Prima del 1971, gli Stati Uniti e i loro alleati avevano stabilizzato il prezzo dell’oro a 35 dollari l’oncia attraverso il London Gold Pool (1961-1968). Dopo il 1971, questo coordinamento è continuato in modo informale. Documenti declassificati, come i verbali della Fed degli anni ’70, mostrano discussioni sull’effetto “psicologico” del prezzo dell’oro. L’accordo sull’oro di Washington del 1999 limitava le vendite delle banche europee a 400 tonnellate all’anno e ammetteva indirettamente le precedenti inondazioni.
Le banche centrali hanno anche promosso la manipolazione del prezzo dell’oro attraverso i mercati dei derivati. Con il loro sostegno, le banche bullion hanno potuto creare un’ulteriore offerta artificiale scommettendo (futures e opzioni) sull’andamento futuro del prezzo dell’oro, al fine di manipolare i prezzi al ribasso. Secondo il Gold Anti-Trust Action Committee (GATA), alcuni promemoria della Banca d’Inghilterra degli anni ’90 confermano le cosiddette “misure di stabilizzazione” attraverso swap che hanno spesso mantenuto il prezzo al di sotto dei 300 dollari l’oncia.
Dopo la liberalizzazione del 1971, il prezzo dell’oro è salito a 850 dollari l’oncia nel 1980, ma è sceso a 250-300 dollari negli anni ’90, nonostante l’inflazione significativa, un chiaro segno di manipolazione. Studi, come quelli condotti dal GATA, stimano che ciò abbia ridotto il valore di mercato dell’oncia del 20-30%, mantenendo l’illusione della stabilità del dollaro e proteggendo l’egemonia della valuta.

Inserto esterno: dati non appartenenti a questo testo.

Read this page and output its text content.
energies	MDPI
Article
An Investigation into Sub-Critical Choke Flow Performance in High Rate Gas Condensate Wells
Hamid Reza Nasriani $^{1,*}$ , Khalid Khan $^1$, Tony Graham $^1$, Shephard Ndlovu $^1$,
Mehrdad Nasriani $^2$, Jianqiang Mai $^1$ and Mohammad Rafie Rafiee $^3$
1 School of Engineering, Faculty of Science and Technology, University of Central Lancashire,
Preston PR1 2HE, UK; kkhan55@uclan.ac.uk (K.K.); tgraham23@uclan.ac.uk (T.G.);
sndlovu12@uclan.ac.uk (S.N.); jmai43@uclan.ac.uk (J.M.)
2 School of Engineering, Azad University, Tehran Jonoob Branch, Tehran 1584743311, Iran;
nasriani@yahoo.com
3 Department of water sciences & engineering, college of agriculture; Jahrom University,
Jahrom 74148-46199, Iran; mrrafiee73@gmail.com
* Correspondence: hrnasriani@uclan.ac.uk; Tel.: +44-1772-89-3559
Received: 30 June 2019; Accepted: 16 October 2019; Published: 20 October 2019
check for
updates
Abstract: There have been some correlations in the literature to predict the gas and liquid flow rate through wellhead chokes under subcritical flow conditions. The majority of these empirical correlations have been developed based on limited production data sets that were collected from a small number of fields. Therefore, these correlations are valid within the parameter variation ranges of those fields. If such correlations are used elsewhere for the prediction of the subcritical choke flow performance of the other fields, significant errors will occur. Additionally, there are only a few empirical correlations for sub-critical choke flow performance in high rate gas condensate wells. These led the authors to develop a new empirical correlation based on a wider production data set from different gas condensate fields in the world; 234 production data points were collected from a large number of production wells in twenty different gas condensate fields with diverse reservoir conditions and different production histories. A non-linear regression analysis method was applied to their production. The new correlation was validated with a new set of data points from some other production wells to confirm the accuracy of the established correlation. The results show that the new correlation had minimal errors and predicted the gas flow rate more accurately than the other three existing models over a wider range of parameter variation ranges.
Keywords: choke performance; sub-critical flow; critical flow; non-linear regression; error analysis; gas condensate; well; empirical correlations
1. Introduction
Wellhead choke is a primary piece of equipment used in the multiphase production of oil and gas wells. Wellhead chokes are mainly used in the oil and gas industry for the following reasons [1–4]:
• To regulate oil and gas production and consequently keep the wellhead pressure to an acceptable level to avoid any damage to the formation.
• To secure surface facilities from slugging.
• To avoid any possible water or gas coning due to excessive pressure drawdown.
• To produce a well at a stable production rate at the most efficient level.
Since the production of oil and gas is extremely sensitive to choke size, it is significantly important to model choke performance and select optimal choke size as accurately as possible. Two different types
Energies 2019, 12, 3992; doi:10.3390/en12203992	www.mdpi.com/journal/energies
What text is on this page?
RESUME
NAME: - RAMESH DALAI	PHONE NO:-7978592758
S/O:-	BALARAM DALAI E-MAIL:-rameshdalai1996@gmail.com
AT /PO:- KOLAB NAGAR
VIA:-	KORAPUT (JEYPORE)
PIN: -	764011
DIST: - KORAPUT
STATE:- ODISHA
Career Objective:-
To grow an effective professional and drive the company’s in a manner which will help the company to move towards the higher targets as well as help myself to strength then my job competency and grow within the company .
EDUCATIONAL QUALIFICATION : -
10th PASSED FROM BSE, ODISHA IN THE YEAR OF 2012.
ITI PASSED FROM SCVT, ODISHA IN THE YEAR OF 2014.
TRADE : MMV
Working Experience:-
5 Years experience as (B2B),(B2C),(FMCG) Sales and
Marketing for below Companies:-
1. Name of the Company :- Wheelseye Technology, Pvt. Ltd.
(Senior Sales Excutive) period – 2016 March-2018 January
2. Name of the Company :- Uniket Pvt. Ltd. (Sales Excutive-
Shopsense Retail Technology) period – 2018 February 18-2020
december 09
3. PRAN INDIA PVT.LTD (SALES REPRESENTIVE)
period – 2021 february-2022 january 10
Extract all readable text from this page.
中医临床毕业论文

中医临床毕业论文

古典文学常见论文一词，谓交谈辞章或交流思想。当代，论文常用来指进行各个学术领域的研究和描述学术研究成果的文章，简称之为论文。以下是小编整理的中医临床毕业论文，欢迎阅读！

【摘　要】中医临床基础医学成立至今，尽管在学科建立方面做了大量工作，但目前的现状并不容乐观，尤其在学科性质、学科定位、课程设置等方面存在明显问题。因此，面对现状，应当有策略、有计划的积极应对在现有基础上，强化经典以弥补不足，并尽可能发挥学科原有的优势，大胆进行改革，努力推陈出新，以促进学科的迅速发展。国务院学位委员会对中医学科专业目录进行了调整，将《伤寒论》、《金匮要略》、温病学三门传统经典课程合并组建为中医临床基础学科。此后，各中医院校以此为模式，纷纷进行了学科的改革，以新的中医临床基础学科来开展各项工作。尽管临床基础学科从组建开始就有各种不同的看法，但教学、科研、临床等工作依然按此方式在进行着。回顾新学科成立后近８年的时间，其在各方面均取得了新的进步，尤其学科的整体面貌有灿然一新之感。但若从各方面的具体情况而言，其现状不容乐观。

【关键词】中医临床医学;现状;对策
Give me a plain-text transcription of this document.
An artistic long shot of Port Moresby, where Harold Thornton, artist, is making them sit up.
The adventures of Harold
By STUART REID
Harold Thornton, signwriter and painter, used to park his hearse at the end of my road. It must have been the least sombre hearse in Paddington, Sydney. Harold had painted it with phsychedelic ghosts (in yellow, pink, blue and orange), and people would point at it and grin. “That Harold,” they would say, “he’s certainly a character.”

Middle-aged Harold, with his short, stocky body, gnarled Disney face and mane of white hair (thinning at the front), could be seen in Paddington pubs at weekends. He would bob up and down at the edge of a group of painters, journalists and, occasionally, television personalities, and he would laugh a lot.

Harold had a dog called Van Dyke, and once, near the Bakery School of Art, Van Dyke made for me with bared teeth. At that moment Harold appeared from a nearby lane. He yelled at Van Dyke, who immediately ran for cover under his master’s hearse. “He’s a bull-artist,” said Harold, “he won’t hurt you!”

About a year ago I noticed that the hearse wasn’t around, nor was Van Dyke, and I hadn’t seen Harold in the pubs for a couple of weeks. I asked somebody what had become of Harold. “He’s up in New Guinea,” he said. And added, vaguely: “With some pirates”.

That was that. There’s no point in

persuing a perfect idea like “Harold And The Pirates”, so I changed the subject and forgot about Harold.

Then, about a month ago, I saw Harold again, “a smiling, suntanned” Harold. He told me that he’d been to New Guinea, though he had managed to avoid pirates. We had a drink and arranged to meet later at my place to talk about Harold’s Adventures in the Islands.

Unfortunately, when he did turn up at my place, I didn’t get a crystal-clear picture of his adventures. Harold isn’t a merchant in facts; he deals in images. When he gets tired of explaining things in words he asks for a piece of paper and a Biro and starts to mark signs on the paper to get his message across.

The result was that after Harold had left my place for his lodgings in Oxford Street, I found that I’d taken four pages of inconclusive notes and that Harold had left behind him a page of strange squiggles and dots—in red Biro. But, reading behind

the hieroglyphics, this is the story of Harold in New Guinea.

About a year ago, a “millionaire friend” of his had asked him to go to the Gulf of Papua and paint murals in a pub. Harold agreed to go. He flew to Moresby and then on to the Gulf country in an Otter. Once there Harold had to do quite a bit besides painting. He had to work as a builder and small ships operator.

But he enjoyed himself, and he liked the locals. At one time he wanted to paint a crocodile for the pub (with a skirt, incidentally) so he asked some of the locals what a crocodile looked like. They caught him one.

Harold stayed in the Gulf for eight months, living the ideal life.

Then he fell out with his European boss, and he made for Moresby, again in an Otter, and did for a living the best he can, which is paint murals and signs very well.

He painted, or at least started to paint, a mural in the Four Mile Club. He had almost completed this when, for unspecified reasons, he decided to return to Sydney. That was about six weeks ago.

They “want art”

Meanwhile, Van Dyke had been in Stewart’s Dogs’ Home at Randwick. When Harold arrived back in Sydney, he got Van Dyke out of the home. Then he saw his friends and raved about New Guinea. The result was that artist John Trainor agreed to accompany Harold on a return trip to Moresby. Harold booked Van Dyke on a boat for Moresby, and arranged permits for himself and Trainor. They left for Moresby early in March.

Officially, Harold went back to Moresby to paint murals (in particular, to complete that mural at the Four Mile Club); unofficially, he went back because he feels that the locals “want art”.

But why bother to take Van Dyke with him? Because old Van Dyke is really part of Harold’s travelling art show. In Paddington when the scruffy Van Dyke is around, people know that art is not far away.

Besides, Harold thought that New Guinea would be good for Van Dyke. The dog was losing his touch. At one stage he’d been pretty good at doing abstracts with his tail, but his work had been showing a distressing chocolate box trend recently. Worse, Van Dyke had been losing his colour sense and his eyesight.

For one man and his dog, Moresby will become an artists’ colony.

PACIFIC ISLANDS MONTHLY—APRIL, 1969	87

A partire dagli anni 2000, la manipolazione è diminuita, poiché i paesi emergenti come la Cina e l’India hanno stimolato la domanda di oro reale e fisico, spingendo il prezzo a 1.900 dollari nel 2011. La Fed e i suoi alleati non hanno mai ammesso pubblicamente le manipolazioni dell’oro, ma i documenti governativi resi pubblici da allora e le anomalie di mercato sostengono l’affermazione di controlli mirati sui prezzi per sostenere il sistema fiat.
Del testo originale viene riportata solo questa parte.